Roof, who went on the run after June 17 shooting, was caught a day later in neighboring North Carolina and is in solitary confinement in jail charged with nine counts of murder.
 
The FBI said it was "taking steps to verify the authenticity" of the website.
         
Somber mourning turned to anger June 20, with a rally at the state legislature in Columbia, where the Confederate flag has been a focal point for controversy for years.
 
Unlike US and state flags, it was not lowered to half-staff after the killings -- because, officials say, doing so by South Carolina law requires approval from the state legislature.
 
While some whites consider the Civil War-era flag an emblem of Southern regional pride and heritage, others -- black and white -- see it as a sinister symbol of white supremacy and racism.
 
Several hundred chanting demonstrators massed outside the state house, the Confederate flag flapping in the evening breeze.
 
Several politicians, including US President Barack Obama, weighed in on the controversy June 20.    

Former Republican White House hopeful Mitt Romney posted on Twitter: "it's time to take down flag in SC."  
In response, Obama tweeted: "Good point, Mitt," with a link to Romney's comment.    

Obama, who said after the Charleston shooting the United States should closely examine its gun laws, also recalled firearms deaths statistics on Twitter June 20.    

"Here are the stats: Per population, we kill each other with guns at a rate 297x more than Japan, 49x more than France, 33x more than Israel," Obama tweeted.            

Roof's alleged online manifesto painted a chilling portrait of an angry young man.    

"I have no choice. I am not in the position to, alone, go into the ghetto and fight," the purported manifesto stated.
 
"I chose Charleston because it is most historic city in my state, and at one time had the highest ratio of blacks to Whites in the country.
 
"We have no skinheads, no real KKK, no one doing anything but talking on the Internet. Well someone has to have the bravery to take it to the real world, and I guess that has to be me."  
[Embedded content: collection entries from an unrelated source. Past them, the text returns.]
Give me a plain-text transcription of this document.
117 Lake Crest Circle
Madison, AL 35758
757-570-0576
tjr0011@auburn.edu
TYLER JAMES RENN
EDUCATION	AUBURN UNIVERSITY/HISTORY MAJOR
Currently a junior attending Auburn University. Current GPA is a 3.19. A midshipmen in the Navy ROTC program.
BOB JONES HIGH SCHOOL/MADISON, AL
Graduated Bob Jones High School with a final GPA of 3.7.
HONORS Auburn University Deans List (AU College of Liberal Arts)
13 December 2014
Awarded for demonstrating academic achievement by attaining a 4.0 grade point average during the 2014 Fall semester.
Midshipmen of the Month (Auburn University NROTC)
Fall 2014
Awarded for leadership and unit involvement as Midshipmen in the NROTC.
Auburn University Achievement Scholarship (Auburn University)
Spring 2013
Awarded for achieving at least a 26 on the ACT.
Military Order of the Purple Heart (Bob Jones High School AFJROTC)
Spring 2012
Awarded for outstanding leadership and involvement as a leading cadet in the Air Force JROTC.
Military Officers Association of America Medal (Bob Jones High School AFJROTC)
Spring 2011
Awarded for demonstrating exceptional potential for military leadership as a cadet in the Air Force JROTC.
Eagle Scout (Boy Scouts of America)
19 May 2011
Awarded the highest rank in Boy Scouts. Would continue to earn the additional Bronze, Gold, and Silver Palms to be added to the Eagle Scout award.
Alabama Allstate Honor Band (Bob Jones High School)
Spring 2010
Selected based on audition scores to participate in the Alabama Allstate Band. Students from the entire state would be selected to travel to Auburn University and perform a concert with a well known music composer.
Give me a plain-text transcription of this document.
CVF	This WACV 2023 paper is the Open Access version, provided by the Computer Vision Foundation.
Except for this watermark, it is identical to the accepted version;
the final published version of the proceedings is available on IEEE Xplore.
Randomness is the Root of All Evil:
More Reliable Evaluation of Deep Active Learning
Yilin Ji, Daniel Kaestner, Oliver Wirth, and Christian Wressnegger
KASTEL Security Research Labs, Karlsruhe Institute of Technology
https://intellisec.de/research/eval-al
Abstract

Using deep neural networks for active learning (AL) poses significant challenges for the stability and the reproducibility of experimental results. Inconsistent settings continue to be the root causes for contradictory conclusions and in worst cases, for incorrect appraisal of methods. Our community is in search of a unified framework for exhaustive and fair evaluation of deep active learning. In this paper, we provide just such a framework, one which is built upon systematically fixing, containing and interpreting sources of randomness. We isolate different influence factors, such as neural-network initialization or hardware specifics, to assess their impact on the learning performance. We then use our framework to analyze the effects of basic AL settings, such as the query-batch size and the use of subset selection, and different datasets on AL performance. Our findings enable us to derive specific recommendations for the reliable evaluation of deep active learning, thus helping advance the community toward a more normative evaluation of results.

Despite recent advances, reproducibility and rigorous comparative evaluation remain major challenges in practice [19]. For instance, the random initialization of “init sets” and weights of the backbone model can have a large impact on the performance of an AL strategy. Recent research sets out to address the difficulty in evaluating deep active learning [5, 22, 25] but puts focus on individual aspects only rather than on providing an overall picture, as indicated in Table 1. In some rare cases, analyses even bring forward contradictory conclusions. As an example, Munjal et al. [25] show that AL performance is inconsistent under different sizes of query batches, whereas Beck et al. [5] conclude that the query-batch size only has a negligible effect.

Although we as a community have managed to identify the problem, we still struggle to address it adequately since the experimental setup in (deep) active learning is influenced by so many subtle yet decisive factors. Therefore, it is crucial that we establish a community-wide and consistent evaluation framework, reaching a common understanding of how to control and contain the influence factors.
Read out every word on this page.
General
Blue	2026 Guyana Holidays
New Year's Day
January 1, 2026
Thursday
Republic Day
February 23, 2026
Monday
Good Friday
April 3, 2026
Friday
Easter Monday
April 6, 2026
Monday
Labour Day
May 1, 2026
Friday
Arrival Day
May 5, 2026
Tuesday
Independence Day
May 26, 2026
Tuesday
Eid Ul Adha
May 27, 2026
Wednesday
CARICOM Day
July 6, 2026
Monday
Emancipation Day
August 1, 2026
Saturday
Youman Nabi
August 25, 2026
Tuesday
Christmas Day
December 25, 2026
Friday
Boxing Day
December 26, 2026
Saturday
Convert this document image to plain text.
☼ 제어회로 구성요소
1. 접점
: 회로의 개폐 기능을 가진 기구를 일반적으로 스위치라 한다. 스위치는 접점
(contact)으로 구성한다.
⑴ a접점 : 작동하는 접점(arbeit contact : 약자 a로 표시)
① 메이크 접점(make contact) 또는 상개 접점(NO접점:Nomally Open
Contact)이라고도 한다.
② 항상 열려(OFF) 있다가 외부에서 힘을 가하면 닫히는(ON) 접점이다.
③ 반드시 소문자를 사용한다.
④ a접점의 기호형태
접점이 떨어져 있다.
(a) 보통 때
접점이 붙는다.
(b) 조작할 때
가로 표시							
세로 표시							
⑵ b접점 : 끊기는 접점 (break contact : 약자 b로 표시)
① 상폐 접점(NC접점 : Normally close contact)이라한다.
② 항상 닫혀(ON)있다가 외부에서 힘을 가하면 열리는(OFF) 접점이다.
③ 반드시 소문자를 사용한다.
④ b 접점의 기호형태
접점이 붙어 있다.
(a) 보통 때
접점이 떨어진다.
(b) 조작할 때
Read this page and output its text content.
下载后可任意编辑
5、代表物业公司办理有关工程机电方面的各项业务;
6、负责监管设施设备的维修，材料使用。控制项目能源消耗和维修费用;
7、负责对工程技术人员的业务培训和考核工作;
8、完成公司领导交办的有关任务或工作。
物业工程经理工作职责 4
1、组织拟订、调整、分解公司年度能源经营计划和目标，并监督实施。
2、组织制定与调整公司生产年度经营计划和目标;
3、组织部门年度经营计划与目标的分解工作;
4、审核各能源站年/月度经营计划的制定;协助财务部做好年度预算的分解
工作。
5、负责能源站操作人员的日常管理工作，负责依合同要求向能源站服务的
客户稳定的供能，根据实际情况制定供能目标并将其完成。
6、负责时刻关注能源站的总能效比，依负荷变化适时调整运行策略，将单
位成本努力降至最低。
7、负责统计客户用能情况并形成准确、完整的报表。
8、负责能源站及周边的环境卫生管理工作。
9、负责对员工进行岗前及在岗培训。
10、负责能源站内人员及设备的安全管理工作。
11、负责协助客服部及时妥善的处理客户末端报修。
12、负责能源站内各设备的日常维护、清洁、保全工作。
Downloadable files on the website contain several haunting photos of Roof, who hails from a small village outside Columbia, more than two hours by car from Charleston.
 
In one, he is seen in a garden, holding a Confederate flag and handgun, wearing aviator-style sunglasses and oddly surrounded by potted flowers.
 
Two others depict Roof in a bedroom -- one with a Confederate flag, the other pointing a handgun at the camera.
 
Some photos show him wearing garments with the flags of Rhodesia, as Zimbabwe was called under white rule, and apartheid-era South Africa.
         
On June 19, Roof appeared via videolink in court and heard devout relatives of the dead -- which included Emanuel's chief pastor and state senator Clementa Pinckney -- express forgiveness.
 
Later, thousands -- both white and black -- gathered for a twilight vigil at a college basketball arena, singing the civil rights anthem "We Shall Overcome" and vowing not to let the bloodbath divide Charleston, the one-time American capital of the transatlantic slave trade.
 
A prayer service was scheduled to take place at Emanuel African Methodist Episcopal Church June 21, where a large crowd gathered late Saturday at a makeshift memorial.
 
The shooting was the worst attack on a US place of worship in decades and comes at a time of revived racial tensions in many parts of the nation.
 
In San Francisco, Democratic presidential hopeful Hillary Clinton called for tougher gun laws in the United States in the wake of the tragedy.
 
"Race remains a deep fault line in America. Millions of people of color still experience racism in their everyday lives," she said.
 
Authorities are treating the shooting as a hate crime and investigating it as possible "domestic terrorism."  

His arrest warrant revealed how he allegedly shot the six women and three men, aged 26 through 87, multiple times with a high-caliber handgun and then stood over a survivor to make a "racially inflammatory" statement.
 
Roof faces the death penalty if convicted.